From the mental lives of worms, wasps and jellyfish, Sacks turns to humans. He becomes his own best case study. As his deafness increased, we learn in “Mishearings,” he kept track of alterations in his auditory perception, recording what he comprehended in red, what was actually said in green and other people’s reactions to his misunderstandings in purple. He revels, as will readers, in the droll way his interests and experiences turned “tarot cards . . . into pteropods, a grocery bag into a poetry bag, all-or-noneness into oral numbness, a porch into a Porsche, and a mere mention of Christmas Eve a command to ‘Kiss my feet!’ ”

In two essays—“Speed” and “The River of Consciousness”—Sacks explores our perception of time. Is time continuous, a “stream of consciousness,” as James put it, or is it, as David Hume believed, “a succession of discrete moments, like beads on a string”? Sacks inclines toward the latter: “there is much to suggest that conscious perception . . . is not continuous but consists of discrete moments, like the frames of a movie.” The film of time can be slowed down or sped up under the influence of neurological disturbances, emotional duress or drug use.

Time writ large—that is, history—is the subject of “Scotoma,” the final essay.
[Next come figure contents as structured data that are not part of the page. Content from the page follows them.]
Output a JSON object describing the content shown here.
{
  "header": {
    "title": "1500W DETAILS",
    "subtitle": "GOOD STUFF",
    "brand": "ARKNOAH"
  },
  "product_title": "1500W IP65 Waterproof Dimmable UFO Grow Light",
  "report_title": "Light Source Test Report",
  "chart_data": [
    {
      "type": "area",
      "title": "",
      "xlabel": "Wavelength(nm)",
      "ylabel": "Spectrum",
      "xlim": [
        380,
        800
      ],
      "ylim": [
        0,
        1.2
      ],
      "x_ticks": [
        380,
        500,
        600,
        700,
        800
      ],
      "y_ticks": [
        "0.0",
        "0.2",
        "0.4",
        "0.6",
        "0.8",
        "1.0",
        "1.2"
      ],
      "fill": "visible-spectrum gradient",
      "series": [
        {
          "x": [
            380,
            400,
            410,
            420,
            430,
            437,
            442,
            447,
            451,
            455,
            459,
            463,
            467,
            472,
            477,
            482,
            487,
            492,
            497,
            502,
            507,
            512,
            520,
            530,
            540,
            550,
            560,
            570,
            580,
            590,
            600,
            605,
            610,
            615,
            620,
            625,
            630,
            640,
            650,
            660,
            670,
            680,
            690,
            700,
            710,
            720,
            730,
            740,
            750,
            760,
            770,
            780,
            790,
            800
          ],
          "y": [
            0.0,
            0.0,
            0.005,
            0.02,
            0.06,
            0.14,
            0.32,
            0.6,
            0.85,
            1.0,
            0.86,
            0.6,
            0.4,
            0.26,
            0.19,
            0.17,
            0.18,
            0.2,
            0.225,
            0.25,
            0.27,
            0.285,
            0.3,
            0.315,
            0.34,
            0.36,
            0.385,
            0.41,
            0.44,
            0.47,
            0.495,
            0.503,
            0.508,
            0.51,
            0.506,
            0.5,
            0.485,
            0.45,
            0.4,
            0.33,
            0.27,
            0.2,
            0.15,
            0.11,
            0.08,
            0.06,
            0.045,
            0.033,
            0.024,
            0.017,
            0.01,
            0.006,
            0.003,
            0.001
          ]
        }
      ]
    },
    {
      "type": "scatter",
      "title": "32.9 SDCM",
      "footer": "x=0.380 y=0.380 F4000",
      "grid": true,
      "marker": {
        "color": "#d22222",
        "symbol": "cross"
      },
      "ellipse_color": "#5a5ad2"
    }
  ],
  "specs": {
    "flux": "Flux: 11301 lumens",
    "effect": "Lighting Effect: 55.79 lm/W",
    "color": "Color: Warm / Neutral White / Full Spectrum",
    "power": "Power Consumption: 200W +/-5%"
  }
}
We think of history, including the history of scientific discoveries, as a sequence, a “majestic unfolding.” But Sacks believes it is “very far from being a continuum.” Instead it is a series of events, “just one damn thing after another,” in the oft-quoted phrase. We see rivers and movies where there are beads and frames because we try to make sense of the world by constructing narratives connecting these discrete moments. Storytelling, Sacks tells us in the essay “The Creative Self,” is one of our “primary human activities.” As this volume reminds us, in losing Sacks we lost a gifted and generous storyteller.